The construction of a 25-storey apartment tower in Sydney has come to a dramatic stop after a judge ordered the site be shut down and referred the certifier to the profession's regulatory body.

Justice Timothy Moore has also referred the builder of the Burwood building site to the state revenue office over $700,000 in allegedly unpaid stamp duty.

On Wednesday the worksite was left locked up and empty after workers downed tools following the Land and Environment Court decision.

The construction site at 1-3 Marmaduke Street and 7 Dean St Burwood has been shut down. Picture: Rohan Kelly
The construction site at 1-3 Marmaduke Street and 7 Dean St Burwood has been shut down.

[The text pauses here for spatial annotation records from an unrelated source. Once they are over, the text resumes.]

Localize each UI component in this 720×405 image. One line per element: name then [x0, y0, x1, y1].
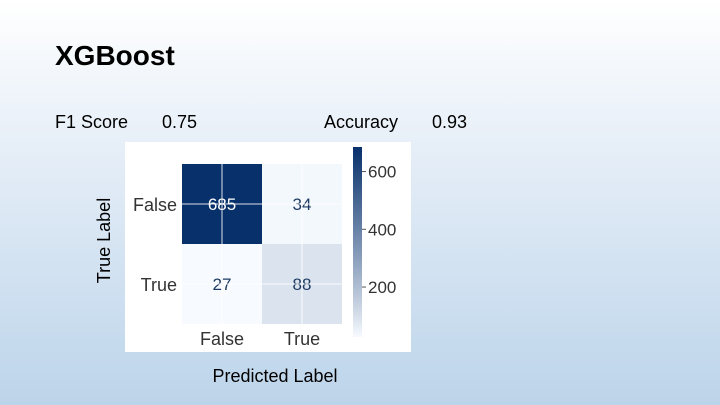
colorbar-tick-label: 600 [368, 163, 396, 182]
colorbar [353, 147, 362, 337]
y-tick-label: True [141, 275, 177, 295]
y-tick-label: False [133, 195, 177, 215]
colorbar-tick-label: 400 [368, 220, 396, 239]
x-tick-label: False [200, 329, 244, 349]
x-axis-label: Predicted Label [212, 366, 338, 386]
f1-score-label: F1 Score [55, 112, 129, 132]
x-tick-label: True [284, 329, 320, 349]
y-axis-label: True Label [94, 197, 115, 283]
slide-title: XGBoost [55, 40, 175, 71]
accuracy-value: 0.93 [432, 112, 468, 132]
f1-score-value: 0.75 [162, 112, 198, 132]
accuracy-label: Accuracy [324, 112, 399, 132]
colorbar-tick-label: 200 [368, 278, 396, 297]
y-axis-label-wrap: True Label [55, 190, 155, 290]
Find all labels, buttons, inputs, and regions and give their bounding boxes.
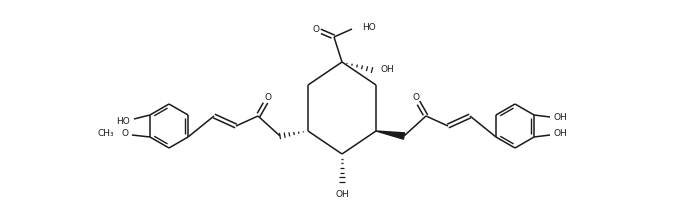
Text: OH: OH — [335, 190, 349, 199]
Text: CH₃: CH₃ — [97, 130, 114, 138]
Text: HO: HO — [362, 24, 376, 32]
Text: OH: OH — [553, 130, 566, 138]
Text: O: O — [312, 25, 319, 35]
Text: O: O — [264, 92, 271, 102]
Text: HO: HO — [116, 117, 130, 127]
Text: OH: OH — [553, 113, 566, 123]
Polygon shape — [376, 131, 405, 139]
Text: O: O — [412, 92, 419, 102]
Text: OH: OH — [381, 66, 395, 74]
Text: O: O — [122, 130, 129, 138]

Picture: Rohan Kelly


The action comes amid a crisis of confidence in the NSW building industry following the evacuations of Opal Tower and Mascot Towers, as well as defects in other apartment buildings.

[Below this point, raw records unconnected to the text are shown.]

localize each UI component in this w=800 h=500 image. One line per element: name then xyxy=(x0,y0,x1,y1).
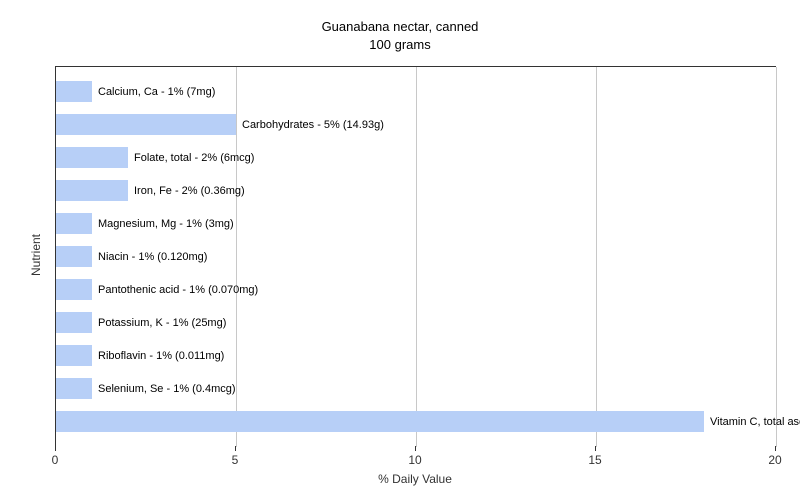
chart-title-line1: Guanabana nectar, canned xyxy=(0,18,800,36)
bar-label: Folate, total - 2% (6mcg) xyxy=(134,152,254,164)
gridline xyxy=(236,67,237,447)
bar-label: Niacin - 1% (0.120mg) xyxy=(98,251,207,263)
bar: Selenium, Se - 1% (0.4mcg) xyxy=(56,378,92,399)
x-axis-title: % Daily Value xyxy=(378,472,452,486)
bar: Magnesium, Mg - 1% (3mg) xyxy=(56,213,92,234)
x-tick xyxy=(415,446,416,451)
bar: Calcium, Ca - 1% (7mg) xyxy=(56,81,92,102)
gridline xyxy=(776,67,777,447)
x-tick xyxy=(775,446,776,451)
chart-title-block: Guanabana nectar, canned 100 grams xyxy=(0,18,800,53)
bar: Riboflavin - 1% (0.011mg) xyxy=(56,345,92,366)
plot-area: Calcium, Ca - 1% (7mg) Carbohydrates - 5%… xyxy=(55,66,776,447)
bar: Folate, total - 2% (6mcg) xyxy=(56,147,128,168)
gridline xyxy=(416,67,417,447)
chart-container: Guanabana nectar, canned 100 grams Calci… xyxy=(0,0,800,500)
x-tick-label: 0 xyxy=(52,453,59,467)
bar-label: Riboflavin - 1% (0.011mg) xyxy=(98,350,224,362)
chart-title-line2: 100 grams xyxy=(0,36,800,54)
bar-label: Selenium, Se - 1% (0.4mcg) xyxy=(98,383,236,395)
bar-label: Potassium, K - 1% (25mg) xyxy=(98,317,226,329)
bar: Pantothenic acid - 1% (0.070mg) xyxy=(56,279,92,300)
x-tick-label: 20 xyxy=(768,453,781,467)
x-tick-label: 15 xyxy=(588,453,601,467)
bar: Carbohydrates - 5% (14.93g) xyxy=(56,114,236,135)
bar: Vitamin C, total ascorbic acid - 18% (11… xyxy=(56,411,704,432)
y-axis-title: Nutrient xyxy=(29,234,43,276)
x-tick xyxy=(235,446,236,451)
bar-label: Pantothenic acid - 1% (0.070mg) xyxy=(98,284,258,296)
x-tick xyxy=(55,446,56,451)
bar-label: Magnesium, Mg - 1% (3mg) xyxy=(98,218,234,230)
x-tick xyxy=(595,446,596,451)
bar: Potassium, K - 1% (25mg) xyxy=(56,312,92,333)
bar-label: Iron, Fe - 2% (0.36mg) xyxy=(134,185,245,197)
bar-label: Carbohydrates - 5% (14.93g) xyxy=(242,119,384,131)
x-tick-label: 5 xyxy=(232,453,239,467)
gridline xyxy=(596,67,597,447)
bar: Iron, Fe - 2% (0.36mg) xyxy=(56,180,128,201)
bar-label: Calcium, Ca - 1% (7mg) xyxy=(98,86,215,98)
bar-label: Vitamin C, total ascorbic acid - 18% (11… xyxy=(710,416,800,428)
bar: Niacin - 1% (0.120mg) xyxy=(56,246,92,267)
x-tick-label: 10 xyxy=(408,453,421,467)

Certifiers, and how they do their job, along with the role of developers have come under particular scrutiny in the aftermath of the scandals.

Justice Moore has referred Maurice Freixas from Dix Gardner certifiers, to the Building Professionals Board.

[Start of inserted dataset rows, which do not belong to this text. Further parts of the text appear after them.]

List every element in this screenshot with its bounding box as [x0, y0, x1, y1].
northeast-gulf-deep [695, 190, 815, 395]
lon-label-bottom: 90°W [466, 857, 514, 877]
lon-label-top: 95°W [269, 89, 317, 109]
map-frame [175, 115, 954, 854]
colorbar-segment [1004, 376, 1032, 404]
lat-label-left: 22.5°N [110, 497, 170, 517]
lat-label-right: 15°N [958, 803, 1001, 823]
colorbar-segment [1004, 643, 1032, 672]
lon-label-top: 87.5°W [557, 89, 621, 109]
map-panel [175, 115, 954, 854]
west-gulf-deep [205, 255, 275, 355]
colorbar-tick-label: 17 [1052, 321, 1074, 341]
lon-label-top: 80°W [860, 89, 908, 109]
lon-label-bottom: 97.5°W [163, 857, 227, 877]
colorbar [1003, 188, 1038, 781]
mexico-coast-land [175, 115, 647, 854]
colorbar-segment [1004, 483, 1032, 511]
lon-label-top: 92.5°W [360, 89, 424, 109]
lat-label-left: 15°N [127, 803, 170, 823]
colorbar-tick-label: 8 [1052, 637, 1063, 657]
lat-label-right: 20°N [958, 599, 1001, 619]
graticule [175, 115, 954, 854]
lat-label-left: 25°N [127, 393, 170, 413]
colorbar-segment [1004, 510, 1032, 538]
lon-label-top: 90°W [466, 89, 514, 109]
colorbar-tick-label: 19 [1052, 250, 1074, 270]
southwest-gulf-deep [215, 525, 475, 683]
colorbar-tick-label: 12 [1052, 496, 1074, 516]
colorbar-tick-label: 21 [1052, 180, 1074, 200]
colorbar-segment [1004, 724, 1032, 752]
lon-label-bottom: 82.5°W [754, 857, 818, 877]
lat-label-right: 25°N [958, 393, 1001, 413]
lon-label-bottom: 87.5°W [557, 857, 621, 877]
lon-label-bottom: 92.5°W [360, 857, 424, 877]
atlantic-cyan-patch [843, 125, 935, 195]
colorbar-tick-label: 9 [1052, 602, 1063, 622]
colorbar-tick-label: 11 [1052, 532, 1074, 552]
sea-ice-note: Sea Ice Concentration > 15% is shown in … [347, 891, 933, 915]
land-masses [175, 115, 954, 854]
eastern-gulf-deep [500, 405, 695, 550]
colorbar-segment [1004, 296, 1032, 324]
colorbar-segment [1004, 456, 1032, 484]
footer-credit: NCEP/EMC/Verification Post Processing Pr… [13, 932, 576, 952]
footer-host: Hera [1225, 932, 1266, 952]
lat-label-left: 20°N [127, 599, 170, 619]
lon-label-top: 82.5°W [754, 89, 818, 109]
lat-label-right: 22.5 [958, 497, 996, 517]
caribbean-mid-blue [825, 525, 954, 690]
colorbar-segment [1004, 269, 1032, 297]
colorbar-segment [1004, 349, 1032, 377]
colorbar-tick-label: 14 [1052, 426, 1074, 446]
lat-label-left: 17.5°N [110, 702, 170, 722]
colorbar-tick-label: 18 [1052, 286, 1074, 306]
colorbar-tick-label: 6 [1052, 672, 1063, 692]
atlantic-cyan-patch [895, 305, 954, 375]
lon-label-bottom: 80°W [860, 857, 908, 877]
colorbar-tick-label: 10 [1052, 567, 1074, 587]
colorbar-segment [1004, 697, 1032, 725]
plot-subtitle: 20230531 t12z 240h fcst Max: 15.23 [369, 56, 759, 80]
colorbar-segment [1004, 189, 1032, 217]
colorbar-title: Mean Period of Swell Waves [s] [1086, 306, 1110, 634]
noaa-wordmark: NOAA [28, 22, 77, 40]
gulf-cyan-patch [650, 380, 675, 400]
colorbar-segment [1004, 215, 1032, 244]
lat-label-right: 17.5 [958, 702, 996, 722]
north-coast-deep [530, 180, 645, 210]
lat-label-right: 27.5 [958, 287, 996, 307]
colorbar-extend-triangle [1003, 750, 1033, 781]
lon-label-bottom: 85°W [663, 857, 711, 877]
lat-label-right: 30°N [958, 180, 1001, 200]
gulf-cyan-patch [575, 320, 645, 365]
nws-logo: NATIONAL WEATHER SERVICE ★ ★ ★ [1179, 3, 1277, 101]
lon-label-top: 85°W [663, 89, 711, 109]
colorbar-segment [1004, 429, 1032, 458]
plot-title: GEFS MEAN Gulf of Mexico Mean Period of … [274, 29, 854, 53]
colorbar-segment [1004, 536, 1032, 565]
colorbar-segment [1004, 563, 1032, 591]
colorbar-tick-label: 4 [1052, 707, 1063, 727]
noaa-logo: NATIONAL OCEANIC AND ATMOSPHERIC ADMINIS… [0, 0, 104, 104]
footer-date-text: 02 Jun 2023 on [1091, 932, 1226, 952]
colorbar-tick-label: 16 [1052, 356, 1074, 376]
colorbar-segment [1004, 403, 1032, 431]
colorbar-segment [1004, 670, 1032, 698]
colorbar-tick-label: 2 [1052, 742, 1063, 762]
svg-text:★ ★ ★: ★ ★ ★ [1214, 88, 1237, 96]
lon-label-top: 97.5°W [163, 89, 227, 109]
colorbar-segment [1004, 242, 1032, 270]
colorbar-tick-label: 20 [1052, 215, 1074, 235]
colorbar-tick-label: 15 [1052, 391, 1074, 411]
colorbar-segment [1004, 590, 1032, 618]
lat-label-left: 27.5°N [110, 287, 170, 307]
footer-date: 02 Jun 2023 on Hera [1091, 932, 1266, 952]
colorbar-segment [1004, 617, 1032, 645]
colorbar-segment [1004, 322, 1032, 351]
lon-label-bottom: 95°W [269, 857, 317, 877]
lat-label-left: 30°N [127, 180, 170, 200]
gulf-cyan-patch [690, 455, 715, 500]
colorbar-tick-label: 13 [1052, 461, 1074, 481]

The sale of the land has been referred to the Chief Commissioner of State Revenue over apparent anomalies in the declared sale price and another figure given in evidence to the court.

Justice Moore wrote that there were "serious issues to be tried" regarding the site on Marmaduke Street including the issuing of a construction certificate for the building.

 

The sale of the land has been referred to the Chief Commissioner of State Revenue. Picture: Rohan Kelly
The sale of the land has been referred to the Chief Commissioner of State Revenue. Picture: Rohan Kelly

Although no finding has been made on the stamp duty, a $13 million difference between the declared purchase price and one which was later claimed in court has been detected. The difference would have saved the buyer $700,000 in stamp duty.

Justice Moore was scathing in his summation of the testimony of builder Maroun Taouk, the director of TQM Design & Construct Pty Ltd.

The company has referred the certifier to the profession’s regulatory body. Picture: Rohan Kelly
The company has referred the certifier to the profession’s regulatory body. Picture: Rohan Kelly

Mr Taouk's brother, Mark Taouk, is the owner and developer through his company Dean Street Holdings Pty Ltd.

Each brother has shares in the others' company.

Maroun Taouk gave evidence on behalf of his brother on August 15. Justice Moore labelled Mr Taouk's evidence unreliable. He ordered that an emergency interlocutory order stopping work, issued last week, should stand until the matter comes to trial next month.